Inflation : la BCE rend sa copie et s’aligne sur la Fed

Actualités - Cette semaine, la Banque centrale européenne (BCE) maintient sa politique accommodante, et s'aligne sur la stratégie de la Réserve fédérale américaine (Fed). Objectif, soutenir l'économie de la zone euro le temps que l'inflation « transitoire » se stabilise à 2 %. Combien de temps la BCE va-t-elle maintenir cette stratégie colombe ?

Inflation : la BCE rend sa copie et s'aligne sur la Fed

(Conception : Mathilde Hodouin – Réalisation : Amandine Victor)

« Don’t Fight the Fed ». L’adage boursier — en français, « ne combattez pas la Fed » — se vérifie encore cette semaine. La Banque centrale européenne (BCE) s’engage ce jeudi 22 juillet à soutenir l’économie de la zone euro jusqu’à ce que l’inflation se stabilise durablement à 2 %. La BCE entend maintenir une politique monétaire accommodante, avec des taux bas sur une période prolongée (forward guidance). « Un peu comme la Réserve fédérale (Fed), la BCE va laisser filer et elle va chercher un ancrage durable à 2 % avant de réfléchir à la moindre modification de ses taux », commente Ben Carter, analyste chez Validus Risk Management.

Colombe jusqu’à l’automne

L’institution surveille de près la propagation accélérée du variant Delta — une « source croissante d’incertitude » qui menace désormais la reprise économique au sein de l’Union européenne (UE). « La réouverture de larges pans de l’économie soutient le rebond vigoureux observé dans le secteur des services. Mais le variant Delta du coronavirus pourrait pénaliser l’économie des services, notamment dans le tourisme et dans l’hôtellerie », reconnaît Christine Lagarde, présidente de la BCE. Pour les « colombes » — favorables aux politiques accommodantes — les risques induits par le variant justifient que la BCE maintienne son arsenal anti-crise.

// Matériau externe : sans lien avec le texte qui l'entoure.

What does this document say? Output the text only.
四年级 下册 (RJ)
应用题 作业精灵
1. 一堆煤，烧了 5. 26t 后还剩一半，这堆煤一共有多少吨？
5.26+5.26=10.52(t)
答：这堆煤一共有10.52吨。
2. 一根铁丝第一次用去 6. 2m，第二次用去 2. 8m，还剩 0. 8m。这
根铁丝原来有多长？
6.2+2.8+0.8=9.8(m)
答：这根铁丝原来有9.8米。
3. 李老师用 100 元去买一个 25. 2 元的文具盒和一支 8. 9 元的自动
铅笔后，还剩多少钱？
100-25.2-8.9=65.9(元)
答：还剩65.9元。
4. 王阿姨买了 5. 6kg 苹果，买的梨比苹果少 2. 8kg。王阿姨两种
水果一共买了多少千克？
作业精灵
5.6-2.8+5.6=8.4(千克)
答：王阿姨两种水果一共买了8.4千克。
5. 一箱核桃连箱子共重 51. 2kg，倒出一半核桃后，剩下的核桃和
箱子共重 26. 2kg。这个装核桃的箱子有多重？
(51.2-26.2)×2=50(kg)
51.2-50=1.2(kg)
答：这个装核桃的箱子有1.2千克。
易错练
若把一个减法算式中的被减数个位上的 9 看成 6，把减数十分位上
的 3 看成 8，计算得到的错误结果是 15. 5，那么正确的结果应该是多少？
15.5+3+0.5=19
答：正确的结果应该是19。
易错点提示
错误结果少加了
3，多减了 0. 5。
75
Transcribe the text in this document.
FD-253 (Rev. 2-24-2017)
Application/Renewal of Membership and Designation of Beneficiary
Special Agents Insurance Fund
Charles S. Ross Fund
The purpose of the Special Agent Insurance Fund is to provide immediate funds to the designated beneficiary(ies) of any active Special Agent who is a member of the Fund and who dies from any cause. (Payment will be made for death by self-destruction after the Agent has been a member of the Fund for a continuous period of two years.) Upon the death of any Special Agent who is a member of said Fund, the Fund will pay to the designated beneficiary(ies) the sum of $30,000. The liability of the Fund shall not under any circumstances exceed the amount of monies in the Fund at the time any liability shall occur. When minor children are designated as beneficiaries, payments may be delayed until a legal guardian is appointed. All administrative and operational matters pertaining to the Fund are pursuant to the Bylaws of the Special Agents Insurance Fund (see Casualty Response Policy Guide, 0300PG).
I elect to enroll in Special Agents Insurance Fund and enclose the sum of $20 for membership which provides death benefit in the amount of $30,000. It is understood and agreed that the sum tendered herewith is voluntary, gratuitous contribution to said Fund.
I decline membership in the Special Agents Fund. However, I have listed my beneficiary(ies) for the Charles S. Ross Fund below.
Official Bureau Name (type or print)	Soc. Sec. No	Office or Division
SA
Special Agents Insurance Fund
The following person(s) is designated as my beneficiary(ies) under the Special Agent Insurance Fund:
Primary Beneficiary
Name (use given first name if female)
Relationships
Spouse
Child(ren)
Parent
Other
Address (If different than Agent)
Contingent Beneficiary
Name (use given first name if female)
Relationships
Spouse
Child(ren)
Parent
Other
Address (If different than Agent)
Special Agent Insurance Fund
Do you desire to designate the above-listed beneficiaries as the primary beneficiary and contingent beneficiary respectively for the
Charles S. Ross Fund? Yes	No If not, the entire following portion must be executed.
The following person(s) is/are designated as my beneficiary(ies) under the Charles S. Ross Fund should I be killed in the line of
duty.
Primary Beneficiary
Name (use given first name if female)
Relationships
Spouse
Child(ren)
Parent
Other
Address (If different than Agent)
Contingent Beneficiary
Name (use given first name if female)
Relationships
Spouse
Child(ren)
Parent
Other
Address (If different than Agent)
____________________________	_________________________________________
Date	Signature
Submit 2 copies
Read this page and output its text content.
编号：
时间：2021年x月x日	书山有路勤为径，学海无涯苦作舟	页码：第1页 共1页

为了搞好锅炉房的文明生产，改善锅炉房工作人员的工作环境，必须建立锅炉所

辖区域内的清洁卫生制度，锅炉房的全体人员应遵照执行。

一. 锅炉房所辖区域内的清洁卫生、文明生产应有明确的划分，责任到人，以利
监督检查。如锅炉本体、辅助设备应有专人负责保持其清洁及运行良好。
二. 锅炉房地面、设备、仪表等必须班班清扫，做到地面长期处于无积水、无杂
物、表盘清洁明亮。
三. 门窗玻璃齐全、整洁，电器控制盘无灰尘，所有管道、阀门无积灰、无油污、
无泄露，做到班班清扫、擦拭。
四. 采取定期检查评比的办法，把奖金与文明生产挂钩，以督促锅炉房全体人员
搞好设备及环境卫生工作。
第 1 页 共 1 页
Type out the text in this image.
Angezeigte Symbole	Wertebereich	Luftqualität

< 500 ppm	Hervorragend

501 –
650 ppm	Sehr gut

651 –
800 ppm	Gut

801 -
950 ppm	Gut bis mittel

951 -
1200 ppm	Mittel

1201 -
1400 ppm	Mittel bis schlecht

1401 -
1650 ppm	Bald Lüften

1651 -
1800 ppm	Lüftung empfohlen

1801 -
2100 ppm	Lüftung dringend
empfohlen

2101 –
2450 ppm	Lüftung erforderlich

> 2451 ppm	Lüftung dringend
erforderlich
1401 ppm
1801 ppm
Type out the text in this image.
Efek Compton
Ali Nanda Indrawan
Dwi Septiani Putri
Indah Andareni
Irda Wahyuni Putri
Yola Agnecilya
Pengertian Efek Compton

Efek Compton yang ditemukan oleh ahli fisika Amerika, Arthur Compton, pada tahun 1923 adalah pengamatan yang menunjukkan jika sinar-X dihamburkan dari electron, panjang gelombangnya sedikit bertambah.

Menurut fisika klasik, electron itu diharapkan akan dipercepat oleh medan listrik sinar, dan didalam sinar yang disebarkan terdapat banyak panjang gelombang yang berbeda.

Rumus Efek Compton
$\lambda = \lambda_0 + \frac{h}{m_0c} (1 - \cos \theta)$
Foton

Le programme d’achats d’urgence face à la pandémie (PEPP) n’est pas modifié. La BCE maintiendra l’enveloppe de 1 850 milliards d’euros « au moins jusqu’à fin mars 2022 et, dans tous les cas, jusqu’à ce qu’il juge que la crise du coronavirus est terminée », précise le conseil des gouverneurs. « Il y aura une décision plus tard dans l’année, possiblement au début 2022, ce qui ne manquera pas de susciter une attention particulière lors de la réunion de septembre », estime Ben Carter. « Les programmes d’achats, nous verrons ça à l’automne », confirme François Villeroy de Galhau, gouverneur de la banque de France, ce vendredi 23 juillet sur BFM Business.

Patience et longueur de temps

Pas de quoi toutefois réduire au silence les « faucons », c’est-à-dire les partisans d’un resserrement de la politique monétaire — issus pour la plupart des pays les moins endettés. L’annonce de la BCE s’est traduite par un bref recul de l’euro et des rendements obligataires. Isabel Schnabel, membre allemande du directoire de la BCE, a ainsi récemment déclaré que l’inflation était susceptible de converger vers l’objectif « peut-être plus tôt que certains ne l’imaginent aujourd’hui ». Pour cette année, la BCE prévoit une inflation de 1,9 %. Dans son scénario, les marchés devraient connaître un retour à 1,5% en 2022 et 1,4 % en 2023.

Les gouverneurs partisans de la ligne la plus orthodoxe considèrent que la crise sanitaire commence à s’estomper. D’après leur analyse, la BCE devrait renoncer à ses prérogatives exceptionnelles pour revenir à des politiques plus traditionnelles et ramener l’inflation vers son objectif. Mais la BCE considère aujourd’hui que la hausse de l’inflation n’est que provisoire. La banque centrale n’exclut pas de dépasser provisoirement son objectif de 2 % en raison de la faiblesse des taux. Il y a encore trois conseils de politique monétaire d’ici la fin de l’année, fait remarquer François Villeroy de Galhau ce vendredi. « Ça laisse du temps pour regarder ».